Abdürrahmân bin Muhammed, bir defasında talebelerinden ba’zıları ile bir sefere çıkmışlardı. Talebeler, bu yolda çok susadılar. Yollar ıssız, su bulmak ihtimâli de çok zayıf idi. Ne yapacaklarını şaşırdılar. Hocalarına da birşey diyemiyorlardı. Allahü teâlânın izni ile talebelerinin bu sıkıntılarını anlayan Abdürrahmân es-Sekkâf büyükçe bir taşın yanında durarak; “Şu taşı çevirin!” buyurdu. Taşı çevirdiklerinde, altından çok güzel su kaynamakta (çıkmakta) olduğunu görüp, çok sevindiler. Bu sudan içtiler. Abdest aldılar kaplarını da doldurup, yollarına devam ettiler.

Başka bir yolculuk esnasında, yanında bulunanlara; “Şimdi hava çok sıcak. Birazcık konaklayalım. Hava serinleyince yola devam ederiz” dedi. Yanında bulunanlar; “Bu sıcak, hocamızın yola devam etmelerine mâni değildir, isterlerse, bu sıcak havada da yola devam edebilirler. Burada konaklamalarında başka bir hikmet olsa gerek” diye düşünüp merakla beklerlerken, yanlarına, susuzluktan helak olmak, ölmek üzere olan a’mâ bir kimse geldi. Yanında bulunanlara; “Şu yakınlarda su vardır. Bu zavallının ihtiyâcını giderin” diyerek, yakında bir yeri ta’rîf etti. Oraya gidip su buldular. Bundan sonra yollarına devam ettiler. Orada biraz dinlenmelerinin hikmeti, böylece anlaşılmış oldu. Biraz sonra oraya bir kimse geldi. A’mâ da orada idi. Biraz önce başından geçen hâdiseyi, yeni gelen kimseye anlattı. O kimse; “Bunda bir yanlışlık var. Ben buraları çok iyi tanırım. Bu civarda su bulunmak ihtimâli hiç yoktur” dedi. Daha sonra bu hâli öğrenen talebeler, o suyun, hocalarının bereketi ve kerâmeti ile orada bulunduğunu anladılar.

Abdürrahmân bin Muhammed’in hurma ağaçlarından birisinin, boyu çok kısa ve dalları yere yakın olduğundan, gece köpekler gelerek meyvelerini (hurmaları) yerlerdi. Bunun için hizmetçilerden birisi, her gece o hurma ağacının yanında bekçilik yapar, köpeklerden korurdu. Bir gece Abdürrahmân hazretleri bu hizmetçiye; “Sabaha kadar beklemenize ne lüzum var. Ağacın etrâfında genişçe bir çizgi (dâire) çizin! Kendiniz de gidip istirahat edin!” buyurdu. Hizmetçi bildirilen şekilde yaptı. Sabahleyin baktıklarında, o çizginin dışında köpek izleri görüldü. O çizgiden içeri girememişlerdi.
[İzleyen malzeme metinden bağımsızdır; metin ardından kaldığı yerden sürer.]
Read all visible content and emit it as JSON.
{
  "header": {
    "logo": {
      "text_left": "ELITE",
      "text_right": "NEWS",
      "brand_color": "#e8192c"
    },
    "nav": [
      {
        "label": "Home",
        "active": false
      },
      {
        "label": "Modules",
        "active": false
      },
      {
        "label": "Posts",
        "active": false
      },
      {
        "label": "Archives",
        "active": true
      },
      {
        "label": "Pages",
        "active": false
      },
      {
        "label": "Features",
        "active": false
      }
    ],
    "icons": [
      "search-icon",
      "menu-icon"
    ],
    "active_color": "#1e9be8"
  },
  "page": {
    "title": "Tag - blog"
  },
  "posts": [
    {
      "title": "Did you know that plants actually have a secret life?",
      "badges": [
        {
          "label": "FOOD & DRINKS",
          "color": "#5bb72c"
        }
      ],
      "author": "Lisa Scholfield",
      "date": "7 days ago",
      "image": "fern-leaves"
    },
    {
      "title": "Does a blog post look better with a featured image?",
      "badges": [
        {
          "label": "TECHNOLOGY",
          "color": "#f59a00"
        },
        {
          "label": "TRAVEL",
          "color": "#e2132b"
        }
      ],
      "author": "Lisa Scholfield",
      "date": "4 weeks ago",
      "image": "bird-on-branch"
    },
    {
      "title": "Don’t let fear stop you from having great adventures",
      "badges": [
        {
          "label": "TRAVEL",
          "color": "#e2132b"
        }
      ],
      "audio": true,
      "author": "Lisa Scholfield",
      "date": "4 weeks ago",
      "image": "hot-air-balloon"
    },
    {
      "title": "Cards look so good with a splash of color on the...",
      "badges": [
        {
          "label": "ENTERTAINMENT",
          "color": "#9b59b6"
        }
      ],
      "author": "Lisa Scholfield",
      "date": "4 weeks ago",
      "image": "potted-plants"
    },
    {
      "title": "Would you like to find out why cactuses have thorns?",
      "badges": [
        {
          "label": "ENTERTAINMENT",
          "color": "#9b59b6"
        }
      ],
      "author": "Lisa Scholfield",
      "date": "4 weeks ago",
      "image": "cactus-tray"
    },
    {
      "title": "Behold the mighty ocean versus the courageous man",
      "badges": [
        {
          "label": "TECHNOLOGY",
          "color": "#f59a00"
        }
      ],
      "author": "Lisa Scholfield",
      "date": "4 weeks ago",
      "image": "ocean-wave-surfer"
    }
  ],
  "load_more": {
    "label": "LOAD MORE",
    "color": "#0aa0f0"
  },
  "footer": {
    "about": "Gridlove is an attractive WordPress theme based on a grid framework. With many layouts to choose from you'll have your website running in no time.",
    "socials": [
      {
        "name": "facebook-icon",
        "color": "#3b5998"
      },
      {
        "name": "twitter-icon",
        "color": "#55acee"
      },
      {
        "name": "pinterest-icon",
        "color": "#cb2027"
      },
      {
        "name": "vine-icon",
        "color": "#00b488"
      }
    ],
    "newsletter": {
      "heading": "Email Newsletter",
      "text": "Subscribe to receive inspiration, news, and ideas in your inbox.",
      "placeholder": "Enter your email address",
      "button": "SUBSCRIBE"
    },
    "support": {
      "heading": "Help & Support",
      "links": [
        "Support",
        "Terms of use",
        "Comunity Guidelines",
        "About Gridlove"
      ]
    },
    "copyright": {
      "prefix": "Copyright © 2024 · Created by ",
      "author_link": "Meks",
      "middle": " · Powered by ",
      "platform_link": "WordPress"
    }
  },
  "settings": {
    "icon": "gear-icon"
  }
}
Talebelerinden birisi şöyle anlatır: “Bir yolculukta bulunuyordum. Issız yerlerden geçerken, yolumu kaybettim. Bir taraftan da çok şiddetli bir şekilde susamıştım. Ne kadar aradıysam da su bulamadım. Duâ edip, hocamdan yardım istedim. Bu esnada yanıma bir kimse gelip, bana su verdi. O sudan kana kana içerek rahatladım. O kimse, bana yolumu da gösterdi. Ben yoluma devam ettim. Yolculuğum müddetince de su içmek ihtiyâcı hissetmedim.”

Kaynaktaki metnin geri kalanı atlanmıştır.